In Romania, la Beatificazione del vescovo János Scheffler, martire del comunismo
Questa mattina a Satu Mare, in Romania, la cerimonia di Beatificazione del servo di
Dio Giovanni Scheffler, vescovo della diocesi dal 1942 al 1952. Il rito viene concelebrato
dall’arcivescovo di Esztergom-Budapest e Primate d’Ungheria, Péter Erdő, alla presenza
di molti presuli e nel nunzio apostolico in Romania. In rappresentanza del Papa, il
prefetto della Congregazione delle Cause dei Santi, cardinale Angelo Amato. Il servizio
di Roberta Barbi:
Brillava
fin da piccolo per intelligenza, serietà e riservatezza, János Scheffler: se ne accorsero
subito a Kálmánd, villaggio di pescatori ungherese al momento della sua nascita, che
la storia trasformò in cittadina romena con il nome di Cămin. All’università
lo chiamavano “doctor” ancora prima che lo diventasse, poi fu ordinato sacerdote,
divenne un solerte catechista, un appassionato predicatore e un instancabile
vescovo. Intorno a lui, intanto, il mondo precipitava nell’incubo. Ricorda il cardinale
Amato che la persecuzione comunista contro la Chiesa cattolica in Romania si acutizzò
dal 1947: “Il regime intendeva rompere ogni rapporto con la Santa Sede, obbligando
i fedeli a convertirsi all’ortodossia per creare una Chiesa senza Papa”. L’odium
fidei si scatenò contro i sacerdoti: neppure mons. Scheffler fu risparmiato. Nel
carcere di Jilava fu sottoposto ai lavori forzati, umiliato, costretto a docce bollenti,
ma lui seppe “trasformare quest’esperienza di dolore in occasione di apostolato, di
catechesi e di preghiera”, riferisce ancora il cardinale Amato.
Come
Cristo nel deserto fu tentato dal diavolo, che gli promise tutti i regni del mondo
in cambio dell’adorazione, anche al vescovo Scheffler, in prigione, fu offerto di
diventare Patriarca della Romania, a patto che firmasse il passaggio alla Chiesa ortodossa.

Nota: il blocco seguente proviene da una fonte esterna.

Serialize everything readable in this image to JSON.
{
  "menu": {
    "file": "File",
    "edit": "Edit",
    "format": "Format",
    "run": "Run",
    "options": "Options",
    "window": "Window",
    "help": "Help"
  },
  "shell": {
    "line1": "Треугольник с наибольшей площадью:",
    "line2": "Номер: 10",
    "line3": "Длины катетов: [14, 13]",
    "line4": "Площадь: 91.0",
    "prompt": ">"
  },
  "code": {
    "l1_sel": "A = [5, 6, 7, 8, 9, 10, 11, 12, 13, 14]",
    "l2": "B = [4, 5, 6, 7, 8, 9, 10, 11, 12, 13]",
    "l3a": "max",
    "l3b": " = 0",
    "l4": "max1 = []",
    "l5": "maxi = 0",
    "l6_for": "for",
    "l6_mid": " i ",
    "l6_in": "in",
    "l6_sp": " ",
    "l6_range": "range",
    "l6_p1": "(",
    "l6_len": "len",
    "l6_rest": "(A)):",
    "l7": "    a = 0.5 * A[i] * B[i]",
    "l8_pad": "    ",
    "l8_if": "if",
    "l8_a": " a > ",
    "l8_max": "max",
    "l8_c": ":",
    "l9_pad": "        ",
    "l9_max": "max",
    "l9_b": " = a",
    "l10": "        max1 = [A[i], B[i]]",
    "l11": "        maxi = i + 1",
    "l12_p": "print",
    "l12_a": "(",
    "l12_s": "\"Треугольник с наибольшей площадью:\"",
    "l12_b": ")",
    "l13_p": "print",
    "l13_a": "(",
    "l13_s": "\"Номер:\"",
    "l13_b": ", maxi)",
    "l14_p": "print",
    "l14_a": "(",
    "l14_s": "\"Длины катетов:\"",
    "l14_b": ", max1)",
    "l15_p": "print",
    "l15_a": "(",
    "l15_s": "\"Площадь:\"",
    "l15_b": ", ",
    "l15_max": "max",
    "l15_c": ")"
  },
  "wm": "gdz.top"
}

Come Cristo, non cedette, e come Cristo morì pregando e perdonando i suoi uccisori,
il 6 dicembre 1952. Ed è proprio sulla morte di Gesù che si fonda il martirio, che
è una forma di amore totale a Dio – come ha detto in diverse occasioni Benedetto XVI
– una vittoria della vita sulla morte, dell’amore sull’odio, della luce della verità
sulle tenebre della menzogna. Oggi, riflette il cardinale Amato, la figura del Beato
Scheffler insegna la via per “testimoniare, anche con sacrificio, la nostra fedeltà
ai comandamenti di Dio e alle Beatitudini evangeliche […] il profilo del martire propone
il valore eterno dell’amore che vince l’odio e del perdono che spegne la brutalità
dei carnefici”. Il martire è certo di essere amato dal Signore, è libero e consapevole
di aver scelto la parte migliore della vita: Cristo, trasforma la sofferenza in gioia
che si fonda sulla fede, la morte in vita.